- 一般社団法人 園芸学会
- The Horticulture Journal (ISSN:21890102)
- pp.OKD-070, (Released:2017-10-12)
Formaldehyde (HCHO) absorption capacity (indicating that HCHO was absorbed into foliage) was measured. Then, the metabolism-related substances (glutathione: GSH) and enzymes (glutathione-dependent formaldehyde dehydrogenase: FALDH and formate dehydrogenase: FDH) in the foliage of wild tomato species were investigated histochemically. In the measurement of HCHO absorption capacity, fresh foliage explant, which was placed in a sealed glass container, was treated with the adjusted 5 ppm HCHO from outside.

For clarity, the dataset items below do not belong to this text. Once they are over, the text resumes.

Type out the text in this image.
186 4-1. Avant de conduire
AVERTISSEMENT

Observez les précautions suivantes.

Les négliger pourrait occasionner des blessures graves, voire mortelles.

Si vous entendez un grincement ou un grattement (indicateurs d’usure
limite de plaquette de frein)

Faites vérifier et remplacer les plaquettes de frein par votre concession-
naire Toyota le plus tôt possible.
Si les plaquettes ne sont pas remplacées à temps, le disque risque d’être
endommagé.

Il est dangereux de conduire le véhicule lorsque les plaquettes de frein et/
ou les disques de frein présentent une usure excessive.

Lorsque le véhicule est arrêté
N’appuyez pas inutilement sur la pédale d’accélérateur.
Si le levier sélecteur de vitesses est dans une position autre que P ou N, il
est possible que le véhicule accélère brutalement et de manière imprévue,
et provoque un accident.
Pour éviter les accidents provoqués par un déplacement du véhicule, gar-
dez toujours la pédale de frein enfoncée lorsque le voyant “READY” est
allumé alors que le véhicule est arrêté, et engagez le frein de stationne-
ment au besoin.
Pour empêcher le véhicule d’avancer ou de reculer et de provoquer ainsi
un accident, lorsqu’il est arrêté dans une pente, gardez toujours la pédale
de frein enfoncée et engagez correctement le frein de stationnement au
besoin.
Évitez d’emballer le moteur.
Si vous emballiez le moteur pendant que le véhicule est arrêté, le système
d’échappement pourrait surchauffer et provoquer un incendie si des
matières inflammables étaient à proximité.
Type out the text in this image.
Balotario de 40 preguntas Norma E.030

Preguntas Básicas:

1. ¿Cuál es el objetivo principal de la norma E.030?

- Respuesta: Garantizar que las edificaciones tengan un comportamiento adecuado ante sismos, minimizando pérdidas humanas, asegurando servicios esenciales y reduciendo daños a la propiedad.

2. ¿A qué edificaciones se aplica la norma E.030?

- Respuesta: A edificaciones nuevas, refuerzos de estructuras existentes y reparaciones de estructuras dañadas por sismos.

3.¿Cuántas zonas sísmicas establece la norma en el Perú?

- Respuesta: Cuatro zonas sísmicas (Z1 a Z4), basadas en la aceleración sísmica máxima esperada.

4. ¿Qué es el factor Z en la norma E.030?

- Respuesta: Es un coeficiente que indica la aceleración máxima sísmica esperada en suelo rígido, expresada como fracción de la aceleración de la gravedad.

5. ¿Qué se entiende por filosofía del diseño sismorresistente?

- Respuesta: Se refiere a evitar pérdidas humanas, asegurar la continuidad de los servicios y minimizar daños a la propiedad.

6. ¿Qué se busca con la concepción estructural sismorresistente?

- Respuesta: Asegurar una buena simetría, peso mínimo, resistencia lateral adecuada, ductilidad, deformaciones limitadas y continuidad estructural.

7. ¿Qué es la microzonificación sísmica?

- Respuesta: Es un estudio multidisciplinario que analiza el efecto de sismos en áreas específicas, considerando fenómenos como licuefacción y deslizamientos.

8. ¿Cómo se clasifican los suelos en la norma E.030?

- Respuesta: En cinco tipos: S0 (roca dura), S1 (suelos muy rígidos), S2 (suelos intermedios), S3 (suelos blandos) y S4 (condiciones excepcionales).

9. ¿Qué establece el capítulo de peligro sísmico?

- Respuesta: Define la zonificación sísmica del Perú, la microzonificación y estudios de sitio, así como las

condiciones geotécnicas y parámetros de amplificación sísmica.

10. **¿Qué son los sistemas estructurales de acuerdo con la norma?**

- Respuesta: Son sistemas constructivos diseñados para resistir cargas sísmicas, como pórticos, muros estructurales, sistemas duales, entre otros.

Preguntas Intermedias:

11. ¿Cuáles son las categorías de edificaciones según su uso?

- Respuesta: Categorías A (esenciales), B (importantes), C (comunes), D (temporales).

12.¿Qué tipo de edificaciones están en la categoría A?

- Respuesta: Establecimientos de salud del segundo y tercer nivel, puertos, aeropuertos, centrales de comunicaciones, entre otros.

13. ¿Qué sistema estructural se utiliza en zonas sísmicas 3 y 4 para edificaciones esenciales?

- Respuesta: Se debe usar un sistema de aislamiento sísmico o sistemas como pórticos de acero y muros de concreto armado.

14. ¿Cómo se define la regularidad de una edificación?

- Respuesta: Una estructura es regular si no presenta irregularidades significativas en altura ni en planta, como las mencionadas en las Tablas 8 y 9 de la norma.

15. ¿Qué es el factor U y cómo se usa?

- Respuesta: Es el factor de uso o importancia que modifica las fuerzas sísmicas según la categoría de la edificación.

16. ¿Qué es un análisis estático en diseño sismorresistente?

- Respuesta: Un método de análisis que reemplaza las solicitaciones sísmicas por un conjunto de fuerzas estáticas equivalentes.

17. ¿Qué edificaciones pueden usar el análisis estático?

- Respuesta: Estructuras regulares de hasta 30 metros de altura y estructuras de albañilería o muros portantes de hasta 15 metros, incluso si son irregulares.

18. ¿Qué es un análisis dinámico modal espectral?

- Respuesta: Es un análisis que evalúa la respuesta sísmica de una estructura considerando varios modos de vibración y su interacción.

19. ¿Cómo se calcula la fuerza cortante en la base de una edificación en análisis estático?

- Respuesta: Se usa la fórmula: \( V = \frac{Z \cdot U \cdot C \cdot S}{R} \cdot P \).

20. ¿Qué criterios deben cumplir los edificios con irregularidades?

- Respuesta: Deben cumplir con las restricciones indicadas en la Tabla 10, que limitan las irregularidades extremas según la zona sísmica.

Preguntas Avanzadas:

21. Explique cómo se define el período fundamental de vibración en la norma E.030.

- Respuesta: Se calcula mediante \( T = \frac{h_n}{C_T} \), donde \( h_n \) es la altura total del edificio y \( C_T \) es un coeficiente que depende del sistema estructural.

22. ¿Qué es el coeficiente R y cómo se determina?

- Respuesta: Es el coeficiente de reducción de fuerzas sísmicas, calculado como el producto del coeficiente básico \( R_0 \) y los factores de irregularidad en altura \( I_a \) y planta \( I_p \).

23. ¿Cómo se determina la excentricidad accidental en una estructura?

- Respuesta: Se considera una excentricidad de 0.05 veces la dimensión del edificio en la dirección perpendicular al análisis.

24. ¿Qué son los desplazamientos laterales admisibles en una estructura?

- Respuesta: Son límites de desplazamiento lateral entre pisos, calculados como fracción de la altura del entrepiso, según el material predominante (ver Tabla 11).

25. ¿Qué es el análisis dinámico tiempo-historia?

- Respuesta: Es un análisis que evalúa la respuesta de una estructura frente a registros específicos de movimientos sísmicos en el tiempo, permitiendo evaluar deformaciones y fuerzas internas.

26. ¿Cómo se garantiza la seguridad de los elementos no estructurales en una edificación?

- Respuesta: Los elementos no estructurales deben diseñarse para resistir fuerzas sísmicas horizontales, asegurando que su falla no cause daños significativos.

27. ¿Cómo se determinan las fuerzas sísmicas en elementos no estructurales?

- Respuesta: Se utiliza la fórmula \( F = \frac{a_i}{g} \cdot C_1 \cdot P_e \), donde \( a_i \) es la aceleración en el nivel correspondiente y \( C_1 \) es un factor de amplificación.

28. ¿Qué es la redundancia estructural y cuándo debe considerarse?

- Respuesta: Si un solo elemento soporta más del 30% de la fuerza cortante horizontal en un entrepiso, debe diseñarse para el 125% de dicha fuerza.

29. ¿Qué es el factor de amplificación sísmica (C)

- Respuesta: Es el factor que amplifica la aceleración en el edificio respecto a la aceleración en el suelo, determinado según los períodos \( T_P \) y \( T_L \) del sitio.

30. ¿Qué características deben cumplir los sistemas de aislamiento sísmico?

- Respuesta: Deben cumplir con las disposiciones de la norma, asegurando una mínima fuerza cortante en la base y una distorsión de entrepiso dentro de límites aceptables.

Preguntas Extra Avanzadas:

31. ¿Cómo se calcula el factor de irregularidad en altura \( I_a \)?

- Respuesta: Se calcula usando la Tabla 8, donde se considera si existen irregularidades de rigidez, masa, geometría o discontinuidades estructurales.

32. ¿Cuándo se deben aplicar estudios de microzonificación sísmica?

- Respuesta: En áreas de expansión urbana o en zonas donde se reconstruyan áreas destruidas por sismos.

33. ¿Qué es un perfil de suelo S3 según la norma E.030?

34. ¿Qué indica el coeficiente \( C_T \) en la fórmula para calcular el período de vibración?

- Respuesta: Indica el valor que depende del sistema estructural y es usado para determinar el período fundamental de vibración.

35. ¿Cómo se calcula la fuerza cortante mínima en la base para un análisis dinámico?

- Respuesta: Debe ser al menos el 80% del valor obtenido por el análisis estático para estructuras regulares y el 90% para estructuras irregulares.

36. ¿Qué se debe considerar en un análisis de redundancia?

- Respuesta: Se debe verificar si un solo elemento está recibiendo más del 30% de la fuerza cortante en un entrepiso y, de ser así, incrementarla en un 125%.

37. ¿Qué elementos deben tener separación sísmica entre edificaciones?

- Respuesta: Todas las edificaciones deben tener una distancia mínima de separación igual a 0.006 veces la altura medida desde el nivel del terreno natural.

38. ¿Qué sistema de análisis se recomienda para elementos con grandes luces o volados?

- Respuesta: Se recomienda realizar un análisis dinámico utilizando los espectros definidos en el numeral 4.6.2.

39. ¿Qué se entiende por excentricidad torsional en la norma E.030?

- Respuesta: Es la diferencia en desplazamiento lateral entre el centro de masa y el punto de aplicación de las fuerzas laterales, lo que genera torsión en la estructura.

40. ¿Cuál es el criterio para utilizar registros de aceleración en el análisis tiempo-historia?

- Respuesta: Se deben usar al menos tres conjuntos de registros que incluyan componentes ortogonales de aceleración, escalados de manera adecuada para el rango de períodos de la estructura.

As a result, in Lycopersicon (Solanum) pennellii LA0716, the HCHO concentration in the glass container significantly decreased down to 0.08 ppm, which is a guideline value indicating the safety of indoor air concentration established by the World Health Organization (WHO). On the other hand, the HCHO concentration of L. chilense TOMATO(WILD)94 did not decrease to the guideline value. Therefore, these results showed that LA0716 was an HCHO “high-absorbing” type in terms of capacity to remove HCHO, and TOMATO(WILD)94 was a “low-absorbing” type. An interspecific difference was observed among the wild tomatoes that were used in this study. In addition, changes in localization of HCHO metabolism-related substances and enzyme activity during treatment with HCHO was observed in the HCHO “high-absorbing” type, but was not shown in the HCHO “low-absorbing” type for each passage of time after HCHO treatment. In our study, we showed the possibility that fresh foliage explant in one wild tomato species, L. (S.) pennellii, absorbed and metabolized “toxic” HCHO.